Causas e consequências da dependência digital dos jovens na contemporaneidade

Enviada em 23/09/2021

A Declaração Universal dos Direitos Humanos, promulgada em 1948, assegura a todos os indivíduos o direito à saúde mental. Nesse sentido, no que se refere à dependência digital dos jovens nos dias de hoje, tal direito não tem sido assegurado, uma vez que prejudica o desenvolvimento social dos adolescentes, já que eles preferem os aparelhos eletrônicos a se socializar com pessoas. Sendo assim, alguns deles podem sofrer com problemas psicológicos devido ao constante afastamento do convívio com pessoas, o que acaba por impedir seu modo de vida pleno.
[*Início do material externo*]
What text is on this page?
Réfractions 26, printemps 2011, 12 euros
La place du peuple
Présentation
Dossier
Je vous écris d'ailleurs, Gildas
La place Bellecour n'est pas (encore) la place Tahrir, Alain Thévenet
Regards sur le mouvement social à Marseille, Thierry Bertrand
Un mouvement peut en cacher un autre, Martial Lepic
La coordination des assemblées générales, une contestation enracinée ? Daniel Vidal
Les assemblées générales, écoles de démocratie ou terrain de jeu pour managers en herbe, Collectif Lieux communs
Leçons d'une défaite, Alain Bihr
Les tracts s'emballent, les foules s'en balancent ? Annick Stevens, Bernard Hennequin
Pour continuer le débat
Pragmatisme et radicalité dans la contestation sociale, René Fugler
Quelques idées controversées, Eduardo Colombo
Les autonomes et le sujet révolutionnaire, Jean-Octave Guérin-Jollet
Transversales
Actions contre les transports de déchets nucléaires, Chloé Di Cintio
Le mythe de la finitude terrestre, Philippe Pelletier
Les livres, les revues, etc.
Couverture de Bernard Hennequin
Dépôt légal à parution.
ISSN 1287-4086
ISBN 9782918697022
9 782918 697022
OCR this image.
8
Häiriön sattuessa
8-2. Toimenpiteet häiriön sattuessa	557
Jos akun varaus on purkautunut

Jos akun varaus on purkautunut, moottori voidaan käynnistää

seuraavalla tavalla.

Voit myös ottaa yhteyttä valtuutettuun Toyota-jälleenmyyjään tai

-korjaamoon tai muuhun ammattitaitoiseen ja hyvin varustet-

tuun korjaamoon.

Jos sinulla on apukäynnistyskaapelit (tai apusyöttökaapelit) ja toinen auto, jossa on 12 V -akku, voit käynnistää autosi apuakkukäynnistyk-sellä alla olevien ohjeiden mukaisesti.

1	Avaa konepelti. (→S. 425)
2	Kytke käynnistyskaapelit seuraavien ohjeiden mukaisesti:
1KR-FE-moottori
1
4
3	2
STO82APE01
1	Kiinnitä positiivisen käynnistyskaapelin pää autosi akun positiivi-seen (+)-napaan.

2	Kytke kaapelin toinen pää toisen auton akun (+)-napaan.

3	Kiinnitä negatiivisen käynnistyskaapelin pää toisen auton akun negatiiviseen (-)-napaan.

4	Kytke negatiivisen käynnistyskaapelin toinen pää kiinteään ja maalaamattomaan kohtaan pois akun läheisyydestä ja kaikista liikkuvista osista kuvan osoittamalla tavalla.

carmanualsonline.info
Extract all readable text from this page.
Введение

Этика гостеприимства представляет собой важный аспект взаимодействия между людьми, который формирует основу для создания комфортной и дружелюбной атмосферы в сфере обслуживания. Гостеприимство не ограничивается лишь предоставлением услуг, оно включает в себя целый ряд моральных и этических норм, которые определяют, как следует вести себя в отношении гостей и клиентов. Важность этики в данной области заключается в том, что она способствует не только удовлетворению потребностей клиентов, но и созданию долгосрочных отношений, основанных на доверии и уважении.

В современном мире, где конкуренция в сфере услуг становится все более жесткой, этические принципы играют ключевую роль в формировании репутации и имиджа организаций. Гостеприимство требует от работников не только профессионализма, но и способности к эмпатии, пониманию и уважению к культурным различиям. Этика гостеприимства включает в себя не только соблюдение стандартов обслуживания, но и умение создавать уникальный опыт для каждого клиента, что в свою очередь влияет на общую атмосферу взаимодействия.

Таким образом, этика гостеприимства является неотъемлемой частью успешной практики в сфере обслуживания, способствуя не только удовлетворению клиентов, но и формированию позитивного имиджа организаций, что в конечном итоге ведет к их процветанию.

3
Desse modo, observa-se um delicado problema que tem como causas o silenciamento e a má influência midiática.

Em primeiro plano, o silenciamento é um entrave no que tange ao problema. Nesse contexto, isso pode ser explicado por meio da Teoria da Ação Comunicativa, do filósofo Habermas, ao afirmar que o debate é uma verdadeira forma de ação. Diante dessa perspectiva, para resolver tal problemática, faz-se necessário debater sobre as consequências da dependência digital dos jovens como problemas na socialização nas áreas pessoais, familiares e educacionais e a mudança de comportamento repentina, causadas pelo uso excessivo de celulares e jogos, a fim de alertar a população dos riscos à integridade mental e física dos indivíduos, porém percebe-se uma falha no que se refere a essa questão que ainda é muito silenciada, o que contribui para a naturalização do problema. Assim, urge tirar essa problemática da invisibilidade para atuar sobre ela.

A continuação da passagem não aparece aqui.